Differentials
Upper airway resistance syndrome (UARS)
SIGNS / SYMPTOMS
Fragmented sleep results in increased subjective and objective daytime sleepiness. Few clinical centers measure respiratory effort using esophageal probes and therefore UARS is probably an underdiagnosed condition.[12]
INVESTIGATIONS
UARS applies to individuals with increased inspiratory efforts (as identified by esophageal pressure measurements) with frequent arousals, as measured from EEG during diagnostic overnight polysomnography, but without overt apneas and hypopneas.
Obstructive sleep apnea (OSA)
SIGNS / SYMPTOMS
Patients and partners often give a history of cessation of breathing for 10 seconds or more, as well as choking and gasping episodes. They are often obese and have excessive daytime somnolence.
INVESTIGATIONS
A sleep study will diagnose OSA (apnea-hypopnea index of >5).

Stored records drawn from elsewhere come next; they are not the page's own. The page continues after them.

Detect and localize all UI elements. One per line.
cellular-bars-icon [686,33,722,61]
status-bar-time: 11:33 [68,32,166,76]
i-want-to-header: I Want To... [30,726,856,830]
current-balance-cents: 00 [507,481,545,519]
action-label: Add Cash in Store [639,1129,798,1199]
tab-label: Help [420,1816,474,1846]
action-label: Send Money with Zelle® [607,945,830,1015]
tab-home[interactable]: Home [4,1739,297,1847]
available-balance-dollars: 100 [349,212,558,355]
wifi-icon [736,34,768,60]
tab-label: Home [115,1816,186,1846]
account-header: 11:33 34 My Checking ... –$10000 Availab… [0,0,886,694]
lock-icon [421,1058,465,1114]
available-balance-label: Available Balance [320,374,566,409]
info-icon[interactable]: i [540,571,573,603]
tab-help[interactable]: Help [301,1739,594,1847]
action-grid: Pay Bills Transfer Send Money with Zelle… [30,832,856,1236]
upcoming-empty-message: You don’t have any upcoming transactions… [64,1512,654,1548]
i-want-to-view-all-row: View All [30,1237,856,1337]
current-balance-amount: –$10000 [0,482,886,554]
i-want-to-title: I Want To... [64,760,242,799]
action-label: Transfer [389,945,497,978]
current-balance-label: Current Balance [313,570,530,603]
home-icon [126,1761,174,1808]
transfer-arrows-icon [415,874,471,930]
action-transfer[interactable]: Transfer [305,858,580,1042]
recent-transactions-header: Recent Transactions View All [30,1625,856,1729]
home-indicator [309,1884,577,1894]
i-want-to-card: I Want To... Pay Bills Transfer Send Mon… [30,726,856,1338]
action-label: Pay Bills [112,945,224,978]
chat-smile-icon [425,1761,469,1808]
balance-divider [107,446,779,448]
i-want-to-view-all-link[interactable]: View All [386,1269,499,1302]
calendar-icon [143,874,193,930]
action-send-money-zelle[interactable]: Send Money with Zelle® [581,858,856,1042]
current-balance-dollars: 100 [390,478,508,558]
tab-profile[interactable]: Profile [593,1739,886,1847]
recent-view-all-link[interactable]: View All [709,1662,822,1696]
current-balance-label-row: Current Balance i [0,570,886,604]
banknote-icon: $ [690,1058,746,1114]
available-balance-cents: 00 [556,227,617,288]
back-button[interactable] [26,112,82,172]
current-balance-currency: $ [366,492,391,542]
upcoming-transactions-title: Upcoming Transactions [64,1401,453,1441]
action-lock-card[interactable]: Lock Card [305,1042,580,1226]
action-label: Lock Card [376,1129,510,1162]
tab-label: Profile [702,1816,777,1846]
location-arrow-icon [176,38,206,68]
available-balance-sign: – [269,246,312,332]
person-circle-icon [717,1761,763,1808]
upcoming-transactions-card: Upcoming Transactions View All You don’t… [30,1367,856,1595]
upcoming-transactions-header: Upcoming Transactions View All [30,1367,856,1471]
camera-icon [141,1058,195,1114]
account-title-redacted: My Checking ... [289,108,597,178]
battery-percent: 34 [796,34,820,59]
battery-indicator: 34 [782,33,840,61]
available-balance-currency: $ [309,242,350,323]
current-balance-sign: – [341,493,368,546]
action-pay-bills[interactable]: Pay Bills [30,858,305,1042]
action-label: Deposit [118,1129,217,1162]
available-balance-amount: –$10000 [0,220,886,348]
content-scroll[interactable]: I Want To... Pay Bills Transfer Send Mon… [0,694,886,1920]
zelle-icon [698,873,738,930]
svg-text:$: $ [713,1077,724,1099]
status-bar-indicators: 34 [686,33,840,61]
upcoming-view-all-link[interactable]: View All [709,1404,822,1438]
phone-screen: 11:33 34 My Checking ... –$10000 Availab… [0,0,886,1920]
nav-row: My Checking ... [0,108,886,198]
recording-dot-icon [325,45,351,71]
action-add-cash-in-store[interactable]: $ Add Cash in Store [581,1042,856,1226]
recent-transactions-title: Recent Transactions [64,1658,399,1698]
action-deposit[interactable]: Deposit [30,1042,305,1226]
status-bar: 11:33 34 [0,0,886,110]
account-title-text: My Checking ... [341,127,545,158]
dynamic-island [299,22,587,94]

Pulse oximetry is a useful screening test but may miss mild and moderate OSA.
Polysomnography is the definitive method of sleep study.[12]
Stridor
SIGNS / SYMPTOMS
Occurs during wakefulness. May be relevant history of tumor, inhaled foreign body, neck surgery causing laryngeal nerve injury, or retropharyngeal abscess.
INVESTIGATIONS
Laryngoscopy: may reveal source of upper airways obstruction.
Sleep-related groaning (catathrenia)
SIGNS / SYMPTOMS
Rare. Expiratory vocalization during sleep that has a different vocal quality from expiratory snoring.
INVESTIGATIONS
Sleep studies with special sound recording device: allows differentiation of snoring from other types of noise.